Rather than wait, Severa decided that she, her daughter and Brigonius would go on ahead. Arriving early at Camulodunum they would have more time to prepare their pitch.

On his journey south Brigonius had travelled fast and light. He rode all the way, changing his horses at roadside inns-mansiones, as they were called, stations primarily intended for official despatch riders and the cursus publicus, the fast public postal service. But he didn't sleep in the inns. He had a leather tent, in fact a Roman army surplus item he'd purchased at Vindolanda. He didn't like towns; he had been happy to sleep in fields with his own small fire and his horse tethered nearby. Cheaper too.

Going back with two Roman ladies was a different matter. They weren't about to sleep in a field; the question never even arose. Severa lavished money to hire a new carriage, slaves and horses. Then, armed with a schematic map of the province, she plotted out a route. From Rutupiae they would travel west through Durovernum and along the south bank of the Tamesis estuary-said to be the route once taken by Claudius's conquering army-and then via smaller towns to Londinium. There they would cross the river by the Romans' new wooden bridge, and head north.

This route would incidentally take them through the homelands of several British nations, including Brigonius's own ancestral people the Catuvellaunians. But these were not marked on Severa's map, which showed only the Romans' new towns, their roads, and the rivers with their new Latin names.

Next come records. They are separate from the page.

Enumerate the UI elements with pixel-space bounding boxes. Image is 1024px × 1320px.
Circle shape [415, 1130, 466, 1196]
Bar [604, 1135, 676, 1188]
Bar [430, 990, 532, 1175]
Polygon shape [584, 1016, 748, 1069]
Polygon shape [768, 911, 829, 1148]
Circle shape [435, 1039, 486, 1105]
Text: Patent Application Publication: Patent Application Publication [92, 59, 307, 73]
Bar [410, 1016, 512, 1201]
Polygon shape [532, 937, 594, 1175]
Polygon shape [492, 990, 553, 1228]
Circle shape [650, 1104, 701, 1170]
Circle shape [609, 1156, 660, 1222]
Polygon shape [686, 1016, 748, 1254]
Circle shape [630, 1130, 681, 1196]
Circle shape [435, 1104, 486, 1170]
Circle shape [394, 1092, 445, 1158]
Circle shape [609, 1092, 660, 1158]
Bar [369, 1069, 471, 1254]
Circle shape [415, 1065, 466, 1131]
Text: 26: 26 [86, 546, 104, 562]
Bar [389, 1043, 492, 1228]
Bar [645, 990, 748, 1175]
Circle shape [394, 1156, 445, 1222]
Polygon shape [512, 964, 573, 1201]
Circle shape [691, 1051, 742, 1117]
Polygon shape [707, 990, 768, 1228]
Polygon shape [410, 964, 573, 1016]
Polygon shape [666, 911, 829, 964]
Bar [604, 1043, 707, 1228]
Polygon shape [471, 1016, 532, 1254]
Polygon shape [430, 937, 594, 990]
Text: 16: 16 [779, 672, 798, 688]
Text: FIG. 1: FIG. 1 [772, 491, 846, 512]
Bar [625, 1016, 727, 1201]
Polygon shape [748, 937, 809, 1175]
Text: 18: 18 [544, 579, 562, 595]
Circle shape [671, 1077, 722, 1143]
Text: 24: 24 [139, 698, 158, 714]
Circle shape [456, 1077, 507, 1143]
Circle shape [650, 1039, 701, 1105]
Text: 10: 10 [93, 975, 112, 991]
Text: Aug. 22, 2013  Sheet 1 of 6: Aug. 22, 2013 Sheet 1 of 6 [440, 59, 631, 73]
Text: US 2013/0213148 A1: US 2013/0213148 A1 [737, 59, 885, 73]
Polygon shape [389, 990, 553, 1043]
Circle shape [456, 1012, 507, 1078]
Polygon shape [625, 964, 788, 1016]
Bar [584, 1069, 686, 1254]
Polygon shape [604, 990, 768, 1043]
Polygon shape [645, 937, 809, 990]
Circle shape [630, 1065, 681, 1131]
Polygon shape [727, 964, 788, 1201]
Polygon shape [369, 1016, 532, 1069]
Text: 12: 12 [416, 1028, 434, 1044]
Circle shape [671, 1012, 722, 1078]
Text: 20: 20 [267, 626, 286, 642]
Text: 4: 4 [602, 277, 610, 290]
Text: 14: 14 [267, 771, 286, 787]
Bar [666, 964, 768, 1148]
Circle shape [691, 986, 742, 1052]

So they set off. They rolled through peaceful farmland. The fields were marked out by hedgerows or stone walls, given over on this summer's day to wheat or barley. Away from the towns, the buildings were mostly round thatched houses; here and there smoke seeped into the sky.

From the start it was an unhappy journey. Lepidina and her mother had already journeyed all the way from Rome, and were frankly tired of travelling. Brigonius had hoped he could at least use the trip to get to know Lepidina a little better. Lepidina did some perfunctory flirting with Brigonius for the first day or two, but soon grew bored and retreated into the back of the carriage, where, curled up among bundles of clothing, she immersed herself in books of poetry.

She showed these to Brigonius. Written out on papyrus scrolls they were poems by somebody known as Ovid. Brigonius found this difficult to read; his Latin wasn't good enough to spot all the allusions and verbal trickeries. But the poetry was racy stuff and he found it embarrassing.

Severa teased him mercilessly. 'You're like all young people. Do you imagine your generation invented sex?…'

But these intervals of banter were moments in a rather dreary progression.

In the event it wasn't Lepidina whom Brigonius got to know better during the journey but her mother, in the long hours he spent riding with her at the front of the carriage. Alongside Severa, he saw his own landscape through her sharper eyes.